A team of Taubman College researchers led by Sharon Haar will use a National Science Foundation (NSF) grant for a collaborative project to lower the barriers for Detroit residents to buy and rehabilitate vacant homes.
The initiative, “Rehab for America: Housing Resilience for Detroit Communities,” addresses the nation’s housing affordability crisis by creating resources for and efficiencies in the process of rehabilitating abandoned homes. While the project focuses on Detroit and its estimated 7,000 vacant homes, the findings could have implications for post-industrial cities nationwide.
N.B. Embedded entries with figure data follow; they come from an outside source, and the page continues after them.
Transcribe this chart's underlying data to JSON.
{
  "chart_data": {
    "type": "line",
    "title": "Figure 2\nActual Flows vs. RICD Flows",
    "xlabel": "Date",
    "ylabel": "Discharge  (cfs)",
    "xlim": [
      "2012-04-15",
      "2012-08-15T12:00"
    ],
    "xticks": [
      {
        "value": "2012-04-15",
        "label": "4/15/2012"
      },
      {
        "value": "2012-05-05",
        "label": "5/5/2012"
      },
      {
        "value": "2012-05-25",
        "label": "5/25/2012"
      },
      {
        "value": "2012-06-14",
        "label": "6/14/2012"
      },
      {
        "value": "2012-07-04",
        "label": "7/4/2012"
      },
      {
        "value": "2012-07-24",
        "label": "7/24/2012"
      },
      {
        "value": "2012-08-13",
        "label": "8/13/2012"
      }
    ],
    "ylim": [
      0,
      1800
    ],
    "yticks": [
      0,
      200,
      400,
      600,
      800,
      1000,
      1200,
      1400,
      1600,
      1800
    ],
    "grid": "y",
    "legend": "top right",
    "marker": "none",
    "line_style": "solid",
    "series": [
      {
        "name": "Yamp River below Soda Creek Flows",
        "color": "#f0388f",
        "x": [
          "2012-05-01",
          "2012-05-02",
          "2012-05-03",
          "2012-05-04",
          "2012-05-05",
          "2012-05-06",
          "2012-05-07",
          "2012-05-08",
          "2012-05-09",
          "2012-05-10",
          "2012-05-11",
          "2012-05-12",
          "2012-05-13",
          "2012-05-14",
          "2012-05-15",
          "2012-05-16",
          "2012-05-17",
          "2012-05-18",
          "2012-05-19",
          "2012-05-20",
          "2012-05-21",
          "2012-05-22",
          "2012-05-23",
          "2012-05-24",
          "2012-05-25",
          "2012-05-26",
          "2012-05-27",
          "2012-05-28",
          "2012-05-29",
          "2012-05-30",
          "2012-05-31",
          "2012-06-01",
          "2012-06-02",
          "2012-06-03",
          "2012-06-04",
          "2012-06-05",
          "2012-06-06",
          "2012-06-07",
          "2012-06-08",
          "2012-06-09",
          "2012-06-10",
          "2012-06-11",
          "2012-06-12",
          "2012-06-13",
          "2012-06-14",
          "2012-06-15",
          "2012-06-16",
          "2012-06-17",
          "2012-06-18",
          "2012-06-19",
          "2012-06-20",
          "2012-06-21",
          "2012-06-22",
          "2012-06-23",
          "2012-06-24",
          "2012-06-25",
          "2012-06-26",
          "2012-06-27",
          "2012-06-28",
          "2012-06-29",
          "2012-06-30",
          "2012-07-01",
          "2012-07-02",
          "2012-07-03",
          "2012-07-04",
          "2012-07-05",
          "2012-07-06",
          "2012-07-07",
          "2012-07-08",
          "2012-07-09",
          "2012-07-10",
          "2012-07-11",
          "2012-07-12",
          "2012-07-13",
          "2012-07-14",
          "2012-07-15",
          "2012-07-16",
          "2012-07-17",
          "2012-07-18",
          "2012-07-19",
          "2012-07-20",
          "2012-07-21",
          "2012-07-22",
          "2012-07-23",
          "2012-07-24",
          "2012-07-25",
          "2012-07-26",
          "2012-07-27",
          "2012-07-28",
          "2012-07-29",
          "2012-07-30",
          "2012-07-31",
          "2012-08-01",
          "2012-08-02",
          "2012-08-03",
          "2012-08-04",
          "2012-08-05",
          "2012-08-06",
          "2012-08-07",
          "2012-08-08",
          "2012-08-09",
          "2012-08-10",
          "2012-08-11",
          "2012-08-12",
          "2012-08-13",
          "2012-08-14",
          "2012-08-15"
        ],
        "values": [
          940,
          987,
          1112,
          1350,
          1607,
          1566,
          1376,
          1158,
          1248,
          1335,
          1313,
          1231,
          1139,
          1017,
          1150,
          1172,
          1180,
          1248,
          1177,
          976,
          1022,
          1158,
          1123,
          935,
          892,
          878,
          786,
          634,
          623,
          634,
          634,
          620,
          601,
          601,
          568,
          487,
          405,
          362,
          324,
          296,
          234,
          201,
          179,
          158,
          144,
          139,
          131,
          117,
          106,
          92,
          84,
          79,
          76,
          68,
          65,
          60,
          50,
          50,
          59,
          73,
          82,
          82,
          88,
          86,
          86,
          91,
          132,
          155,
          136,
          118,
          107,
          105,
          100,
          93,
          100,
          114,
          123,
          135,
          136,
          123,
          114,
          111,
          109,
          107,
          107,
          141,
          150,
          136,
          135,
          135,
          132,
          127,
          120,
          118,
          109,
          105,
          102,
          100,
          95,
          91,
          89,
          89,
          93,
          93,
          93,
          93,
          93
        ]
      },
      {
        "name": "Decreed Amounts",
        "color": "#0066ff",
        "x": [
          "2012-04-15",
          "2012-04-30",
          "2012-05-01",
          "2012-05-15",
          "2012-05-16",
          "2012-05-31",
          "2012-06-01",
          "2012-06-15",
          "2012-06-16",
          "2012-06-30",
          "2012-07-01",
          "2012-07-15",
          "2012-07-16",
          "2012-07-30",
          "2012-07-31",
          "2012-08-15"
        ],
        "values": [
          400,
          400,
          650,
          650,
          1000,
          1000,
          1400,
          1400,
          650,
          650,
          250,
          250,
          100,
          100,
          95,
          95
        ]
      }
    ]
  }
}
Haar is the Emil Lorch Collegiate Professor of Architecture and co-founder of Taubman College’s Collective for Equitable Housing. Joining her on the project team are Ellie Abrons and Adam Fure, associate professors of architecture. The $75,000 planning grant comes from the NSF’s Civic Innovation Challenge, a research and action competition driven by community priorities. The research team plans to apply for further NSF funding next year.
Rehab for America takes a three-pronged approach to rehabilitating vacant homes:
- Developing a better communication strategy and servicing by the Detroit Land Bank Authority (DLBA), the largest owner of vacant homes in the city. The team will work with the DLBA to improve its communication with purchasers, both homeowners and nonprofit developers, to clarify the work necessary to restore vacant structures.
- Creating tactical approaches to aid in construction. The team will research and plan for new approaches to rehab construction by conducting inspections of DLBA properties with consultants, contractors, and building inspectors to learn about their unique challenges; interviewing owners about the pinch-points in the rehabbing process; researching products that promise to simplify or streamline construction; and other methods.
- Working with the nonprofit Community Development Advocates of Detroit (CDAD) to engage community partners to identify new or underutilized funding sources to offset the cost of home repair.
Haar noted that the United States has an all-time shortage of for-sale homes with the greatest lack of low-income price points. Years of underbuilding have led to a deficit of 3.8 million homes, and it would take a decade of record-level building to meaningfully increase affordability.
“Solutions to America’s housing crisis require a multi-pronged approach,” Haar said. “In addition to densification, zoning reform, and new construction, rehabilitation of existing homes must be an explicit priority of city officials, nonprofits, homeowners, architects, and builders alike. This is especially the case in many former industrial cities of the American Midwest, such as Detroit, which has a wealth of vacant houses waiting to be filled by Detroit families. Purchasing existing houses is often more affordable than new construction, but repairs can be costly.”
Assisting the research team as consultants are Margaret Dewar, professor emerita of urban and regional planning; Lars Junghans, associate professor of architecture; Larissa Larsen, professor of urban and regional planning; and Gina Reichert, lecturer in architecture.